عَنِ الزُّهْرِىِّ عَنْ سَالِمٍ عَنْ أَبِيهِ أَنَّ رَسُولَ اللّٰهِ صَلَّى اللّٰهُ عَلَيْهِ وَسَلَّمَ قَالَ وَمَنْ فَرَّجَ عَنْ مُسْلِمٍ كُرْبَةً فَرَّجَ اللّٰهُ عَنْهُ بِهَا كُرْبَةً مِنْ كُرَبِ يَوْمِ الْقِيَامَةِ وَمَنْ سَتَرَ مُسْلِمًا سَتَرَهُ اللّٰهُ يَوْمَ الْقِيَامَةِ…

“Kim müslümanı bir sıkıntıdan kurtarırsa, bu sebeple Allah da onu kıyamet günü sıkıntılarının birinden kurtarır. Kim bir müslümanı(n kusurunu) örterse, Allah da Kıyamet günü onu(n kusurunu) örter…”

(Buhârî, “Mezâlim”, 3; Müslim, “Birr”, 58.)

عَنْ عَبْدِ اللَّهِ بْنِ عُمَرَ أَنَّ رَسُولَ اللّٰهِ صَلَّى اللّٰهُ عَلَيْهِ وَسَلَّمَ قَالَوَلاَ يَحِلُّ لِمُسْلِمٍ أنْ يَهْجُرَ أخَاهُ فَوْقَ ثَلاَثِةِ اَيَّامٍ

“Müslümanın, din kardeşine üç günden fazla dargın durması helal değildir.”
(Müslim, “Birr”,26; Ayrıca bkz. Buhârî, “Edeb”, 57, 62; Ebu Davud, “Edeb”, 47; tirmizî, “Birr ve Sıla”,21.)

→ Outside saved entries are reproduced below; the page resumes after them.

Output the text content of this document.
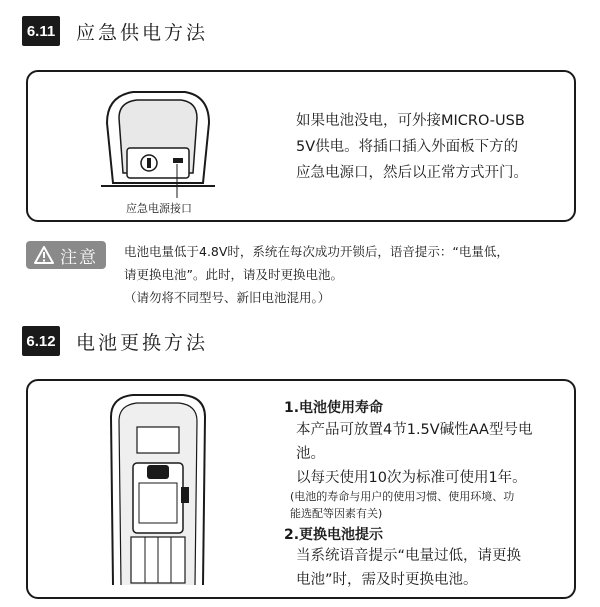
6.11 应急供电方法
应急电源接口
如果电池没电，可外接MICRO-USB
5V供电。将插口插入外面板下方的
应急电源口，然后以正常方式开门。
注意 电池电量低于4.8V时，系统在每次成功开锁后，语音提示：“电量低，
请更换电池”。此时，请及时更换电池。
（请勿将不同型号、新旧电池混用。）
6.12 电池更换方法
1.电池使用寿命
本产品可放置4节1.5V碱性AA型号电
池。
以每天使用10次为标准可使用1年。
(电池的寿命与用户的使用习惯、使用环境、功
能选配等因素有关)
2.更换电池提示
当系统语音提示“电量过低，请更换
电池”时，需及时更换电池。
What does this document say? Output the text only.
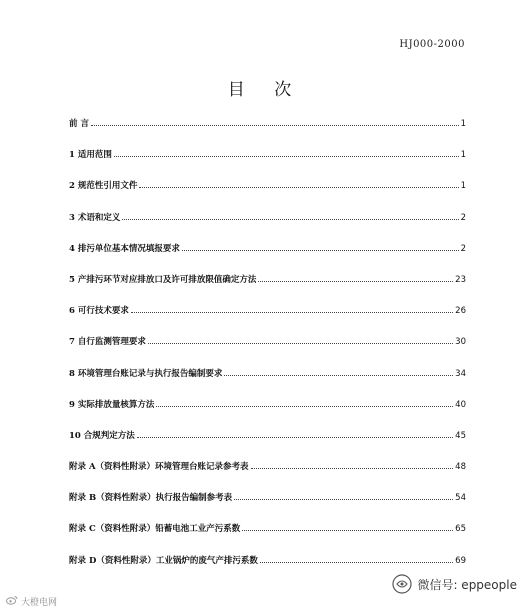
HJ000-2000
目 次
前 言	1
1 适用范围	1
2 规范性引用文件	1
3 术语和定义	2
4 排污单位基本情况填报要求	2
5 产排污环节对应排放口及许可排放限值确定方法	23
6 可行技术要求	26
7 自行监测管理要求	30
8 环境管理台账记录与执行报告编制要求	34
9 实际排放量核算方法	40
10 合规判定方法	45
附录 A（资料性附录）环境管理台账记录参考表	48
附录 B（资料性附录）执行报告编制参考表	54
附录 C（资料性附录）铅蓄电池工业产污系数	65
附录 D（资料性附录）工业锅炉的废气产排污系数	69
大橙电网
微信号: eppeople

عَنِ النُّعْمَانِ بْنِ بَشِيرٍ قَالَ قَالَ رَسُولُ اللّٰهِ صَلَّى اللّٰهُ عَلَيْهِ وَسَلَّمَمَثَلُ الْمُؤْمِنِينَ فِى تَوَادِّهِمْ وَتَرَاحُمِهِمْ وَتَعَاطُفِهِمْ مَثَلُ الْجَسَدِ إِذَا اشْتَكَى مِنْهُ عُضْوٌ تَدَاعَى لَهُ سَائِرُ الْجَسَدِ بِالسَّهَرِ وَالْحُمَّى

“Müminler birbirini sevmede, birbirlerine karşı sevgi ve merhamet göstermede tek bir beden gibidir. O bedenin bir organı acı çektiği zaman, bedenin diğer organları da uykusuzluk ve yüksek ateş çekerler.”

(İbn Hanbel, IV, 271; Buhârî, “Edeb”, 27; Müslim, “Birr”, 66.)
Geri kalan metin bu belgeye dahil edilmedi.